Przyglądam się z coraz większym zdumieniem zdarzeniom, które zapewne obserwujemy wszyscy. Niektórzy wzruszają po prostu ramionami, bo co można począć, jeśli młody człowiek, bez żadnych logicznych, medycznych, w tym zwłaszcza epidemiologicznych, wskazań nosi na twarzy szmatę nawet na ulicy, plaży, czy w parku? Nie dalej, jak 3 dni temu widziałem pana w średnim wieku, o 21, na pustej ulicy, ze starannie zamaskowaną twarzą. Kiedyś można by pomyśleć, że chodzi o napad, ale nic z tych rzeczy! Być może należałoby podejść i spytać od jak dawna ma te objawy, ale przecież i z uprawnieniami do wykonywania zawodu lekarza byłby to dość niewybredny żart.
Nie tylko strach
W wyżej opisanej sytuacji jest to prawdopodobnie przejaw strachu, jeśli nie przerażenia oraz głębokiego przekonania, że wirus celebryta stanowi wciąż śmiertelne zagrożenie, a noszenie kagańca w jakiś magiczny sposób zmniejszy ryzyko zachorowania.
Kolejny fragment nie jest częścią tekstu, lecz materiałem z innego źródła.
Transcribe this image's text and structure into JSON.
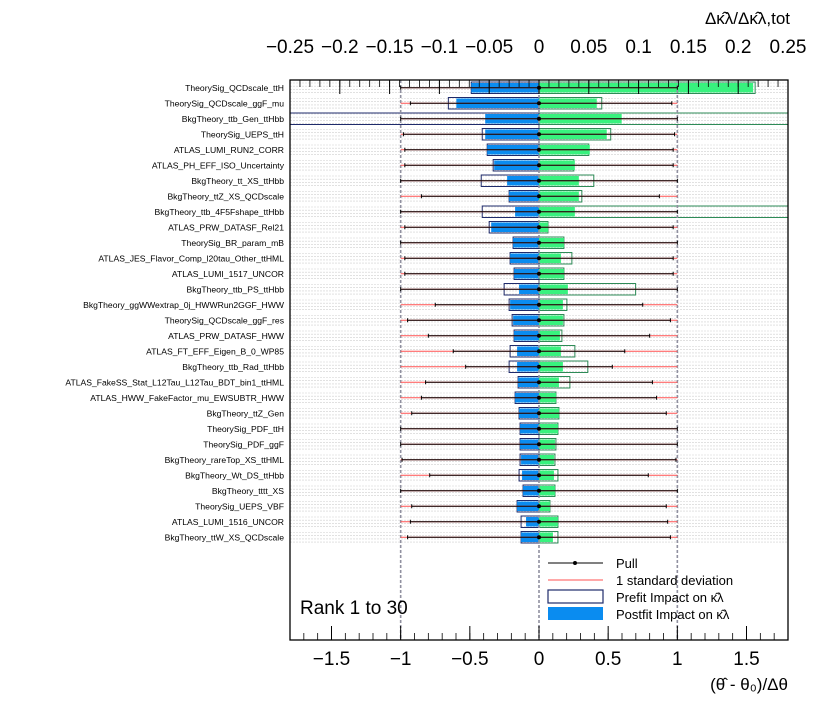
{
  "chart_data": {
    "type": "ranking",
    "title": "Rank 1 to 30",
    "xlabel": "(θ̂ - θ₀)/Δθ",
    "x2label": "Δκ̂λ/Δκ̂λ,tot",
    "xlim": [
      -1.8,
      1.8
    ],
    "x2lim": [
      -0.25,
      0.25
    ],
    "x_ticks": [
      "−1.5",
      "−1",
      "−0.5",
      "0",
      "0.5",
      "1",
      "1.5"
    ],
    "x_tick_values": [
      -1.5,
      -1,
      -0.5,
      0,
      0.5,
      1,
      1.5
    ],
    "x2_ticks": [
      "−0.25",
      "−0.2",
      "−0.15",
      "−0.1",
      "−0.05",
      "0",
      "0.05",
      "0.1",
      "0.15",
      "0.2",
      "0.25"
    ],
    "x2_tick_values": [
      -0.25,
      -0.2,
      -0.15,
      -0.1,
      -0.05,
      0,
      0.05,
      0.1,
      0.15,
      0.2,
      0.25
    ],
    "legend": {
      "pull": "Pull",
      "sigma": "1 standard deviation",
      "prefit": "Prefit Impact on κ̂λ",
      "postfit": "Postfit Impact on κ̂λ"
    },
    "colors": {
      "prefit_fill": "#38f27e",
      "prefit_up_edge": "#2e8b57",
      "prefit_down_edge": "#1f2b6b",
      "postfit": "#0a8cf0",
      "sigma_line": "#ff5050",
      "pull": "#000000",
      "dashed": "#9090a0",
      "stripe": "#cfcfcf"
    },
    "nuisance_parameters": [
      {
        "name": "TheorySig_QCDscale_ttH",
        "pull": 0.0,
        "err_lo": 1.0,
        "err_hi": 1.0,
        "prefit_up": 0.217,
        "prefit_down": -0.068,
        "postfit_up": 0.215,
        "postfit_down": -0.068
      },
      {
        "name": "TheorySig_QCDscale_ggF_mu",
        "pull": 0.0,
        "err_lo": 0.93,
        "err_hi": 0.96,
        "prefit_up": 0.063,
        "prefit_down": -0.091,
        "postfit_up": 0.058,
        "postfit_down": -0.083
      },
      {
        "name": "BkgTheory_ttb_Gen_ttHbb",
        "pull": 0.0,
        "err_lo": 1.0,
        "err_hi": 1.0,
        "prefit_up": 0.27,
        "prefit_down": -0.27,
        "postfit_up": 0.083,
        "postfit_down": -0.054
      },
      {
        "name": "TheorySig_UEPS_ttH",
        "pull": 0.0,
        "err_lo": 0.98,
        "err_hi": 0.98,
        "prefit_up": 0.072,
        "prefit_down": -0.057,
        "postfit_up": 0.068,
        "postfit_down": -0.054
      },
      {
        "name": "ATLAS_LUMI_RUN2_CORR",
        "pull": 0.0,
        "err_lo": 0.97,
        "err_hi": 0.97,
        "prefit_up": 0.05,
        "prefit_down": -0.052,
        "postfit_up": 0.051,
        "postfit_down": -0.052
      },
      {
        "name": "ATLAS_PH_EFF_ISO_Uncertainty",
        "pull": 0.0,
        "err_lo": 0.97,
        "err_hi": 0.97,
        "prefit_up": 0.035,
        "prefit_down": -0.046,
        "postfit_up": 0.036,
        "postfit_down": -0.045
      },
      {
        "name": "BkgTheory_tt_XS_ttHbb",
        "pull": 0.0,
        "err_lo": 1.0,
        "err_hi": 1.0,
        "prefit_up": 0.055,
        "prefit_down": -0.058,
        "postfit_up": 0.04,
        "postfit_down": -0.032
      },
      {
        "name": "BkgTheory_ttZ_XS_QCDscale",
        "pull": 0.0,
        "err_lo": 0.85,
        "err_hi": 0.87,
        "prefit_up": 0.043,
        "prefit_down": -0.03,
        "postfit_up": 0.04,
        "postfit_down": -0.03
      },
      {
        "name": "BkgTheory_ttb_4F5Fshape_ttHbb",
        "pull": 0.0,
        "err_lo": 1.0,
        "err_hi": 1.0,
        "prefit_up": 0.27,
        "prefit_down": -0.057,
        "postfit_up": 0.036,
        "postfit_down": -0.024
      },
      {
        "name": "ATLAS_PRW_DATASF_Rel21",
        "pull": 0.0,
        "err_lo": 0.97,
        "err_hi": 0.97,
        "prefit_up": 0.009,
        "prefit_down": -0.05,
        "postfit_up": 0.009,
        "postfit_down": -0.048
      },
      {
        "name": "TheorySig_BR_param_mB",
        "pull": 0.0,
        "err_lo": 1.0,
        "err_hi": 1.0,
        "prefit_up": 0.025,
        "prefit_down": -0.026,
        "postfit_up": 0.025,
        "postfit_down": -0.026
      },
      {
        "name": "ATLAS_JES_Flavor_Comp_l20tau_Other_ttHML",
        "pull": 0.0,
        "err_lo": 0.97,
        "err_hi": 0.97,
        "prefit_up": 0.033,
        "prefit_down": -0.029,
        "postfit_up": 0.022,
        "postfit_down": -0.029
      },
      {
        "name": "ATLAS_LUMI_1517_UNCOR",
        "pull": 0.0,
        "err_lo": 0.97,
        "err_hi": 0.97,
        "prefit_up": 0.025,
        "prefit_down": -0.025,
        "postfit_up": 0.025,
        "postfit_down": -0.025
      },
      {
        "name": "BkgTheory_ttb_PS_ttHbb",
        "pull": 0.0,
        "err_lo": 1.0,
        "err_hi": 1.0,
        "prefit_up": 0.097,
        "prefit_down": -0.035,
        "postfit_up": 0.029,
        "postfit_down": -0.02
      },
      {
        "name": "BkgTheory_ggWWextrap_0j_HWWRun2GGF_HWW",
        "pull": 0.0,
        "err_lo": 0.75,
        "err_hi": 0.75,
        "prefit_up": 0.028,
        "prefit_down": -0.03,
        "postfit_up": 0.024,
        "postfit_down": -0.029
      },
      {
        "name": "TheorySig_QCDscale_ggF_res",
        "pull": 0.0,
        "err_lo": 0.95,
        "err_hi": 0.95,
        "prefit_up": 0.025,
        "prefit_down": -0.027,
        "postfit_up": 0.024,
        "postfit_down": -0.026
      },
      {
        "name": "ATLAS_PRW_DATASF_HWW",
        "pull": 0.0,
        "err_lo": 0.8,
        "err_hi": 0.8,
        "prefit_up": 0.023,
        "prefit_down": -0.025,
        "postfit_up": 0.021,
        "postfit_down": -0.025
      },
      {
        "name": "ATLAS_FT_EFF_Eigen_B_0_WP85",
        "pull": 0.0,
        "err_lo": 0.62,
        "err_hi": 0.62,
        "prefit_up": 0.036,
        "prefit_down": -0.029,
        "postfit_up": 0.022,
        "postfit_down": -0.022
      },
      {
        "name": "BkgTheory_ttb_Rad_ttHbb",
        "pull": 0.0,
        "err_lo": 0.53,
        "err_hi": 0.53,
        "prefit_up": 0.049,
        "prefit_down": -0.03,
        "postfit_up": 0.024,
        "postfit_down": -0.022
      },
      {
        "name": "ATLAS_FakeSS_Stat_L12Tau_L12Tau_BDT_bin1_ttHML",
        "pull": 0.0,
        "err_lo": 0.82,
        "err_hi": 0.82,
        "prefit_up": 0.031,
        "prefit_down": -0.021,
        "postfit_up": 0.02,
        "postfit_down": -0.021
      },
      {
        "name": "ATLAS_HWW_FakeFactor_mu_EWSUBTR_HWW",
        "pull": 0.0,
        "err_lo": 0.85,
        "err_hi": 0.85,
        "prefit_up": 0.017,
        "prefit_down": -0.024,
        "postfit_up": 0.017,
        "postfit_down": -0.024
      },
      {
        "name": "BkgTheory_ttZ_Gen",
        "pull": 0.0,
        "err_lo": 0.92,
        "err_hi": 0.92,
        "prefit_up": 0.02,
        "prefit_down": -0.02,
        "postfit_up": 0.02,
        "postfit_down": -0.02
      },
      {
        "name": "TheorySig_PDF_ttH",
        "pull": 0.0,
        "err_lo": 1.0,
        "err_hi": 1.0,
        "prefit_up": 0.019,
        "prefit_down": -0.019,
        "postfit_up": 0.019,
        "postfit_down": -0.019
      },
      {
        "name": "TheorySig_PDF_ggF",
        "pull": 0.0,
        "err_lo": 1.0,
        "err_hi": 1.0,
        "prefit_up": 0.017,
        "prefit_down": -0.019,
        "postfit_up": 0.016,
        "postfit_down": -0.019
      },
      {
        "name": "BkgTheory_rareTop_XS_ttHML",
        "pull": 0.0,
        "err_lo": 0.99,
        "err_hi": 0.99,
        "prefit_up": 0.016,
        "prefit_down": -0.019,
        "postfit_up": 0.015,
        "postfit_down": -0.018
      },
      {
        "name": "BkgTheory_Wt_DS_ttHbb",
        "pull": 0.0,
        "err_lo": 0.79,
        "err_hi": 0.79,
        "prefit_up": 0.019,
        "prefit_down": -0.02,
        "postfit_up": 0.015,
        "postfit_down": -0.017
      },
      {
        "name": "BkgTheory_tttt_XS",
        "pull": 0.0,
        "err_lo": 1.0,
        "err_hi": 1.0,
        "prefit_up": 0.016,
        "prefit_down": -0.016,
        "postfit_up": 0.016,
        "postfit_down": -0.016
      },
      {
        "name": "TheorySig_UEPS_VBF",
        "pull": 0.0,
        "err_lo": 0.92,
        "err_hi": 0.92,
        "prefit_up": 0.011,
        "prefit_down": -0.022,
        "postfit_up": 0.011,
        "postfit_down": -0.022
      },
      {
        "name": "ATLAS_LUMI_1516_UNCOR",
        "pull": 0.0,
        "err_lo": 0.93,
        "err_hi": 0.93,
        "prefit_up": 0.019,
        "prefit_down": -0.018,
        "postfit_up": 0.019,
        "postfit_down": -0.013
      },
      {
        "name": "BkgTheory_ttW_XS_QCDscale",
        "pull": 0.0,
        "err_lo": 0.95,
        "err_hi": 0.95,
        "prefit_up": 0.019,
        "prefit_down": -0.018,
        "postfit_up": 0.014,
        "postfit_down": -0.018
      }
    ]
  }
}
Tak! Zachorowania, a nie zakażenia, bo choć wiadomo, że to jeszcze nie jest choroba, to wskutek medialnych kłamstw, powtarzanych, niestety przez ministra Niedzielskiego, wielu lekarzy i „ekspertów”, ludzie są przekonani, że kontakt z patogenem spowoduje co najmniej ciężki stan, wizytę w szpitalu, albo śmierć. Oczywiście, można powiedzieć, że każdy ma wybór i może sobie zakładać na twarz cokolwiek, na co tylko ma ochotę. Lęk potrafi, niestety, odbierać rozum. To sytuacja, która jest dość dobrze opisana przez naukowców. Czy zatem nie pozostaje nam nic innego, jak wzruszyć ramionami i zostawić ludzi w spokoju? Tak przecież robimy, udając, że nie mamy prawa się wtrącać. Wygodne wytłumaczenie, prawda? A może jednak warto, oczywiście w delikatny sposób, zapytać bez drwiny w głosie, czemu ktoś to robi? Albo wydrukować adres strony doktora Piotra Witczaka – proremedium.pl i taki kartonik, z dołączonym jeszcze adresem PSNLiN, przekazać z prośbą o przeczytanie kilku informacji? Nie wiemy, jaka będzie reakcja. Pamiętam, że starszy pan w masce i niebieskich, gumowych rękawiczkach, omal nie rzucił się na mnie w autobusie, ponieważ bez kagańca stanowiłem wśród pasażerów widok dość rzadki. Tylko że to było w czerwcu 2020 roku…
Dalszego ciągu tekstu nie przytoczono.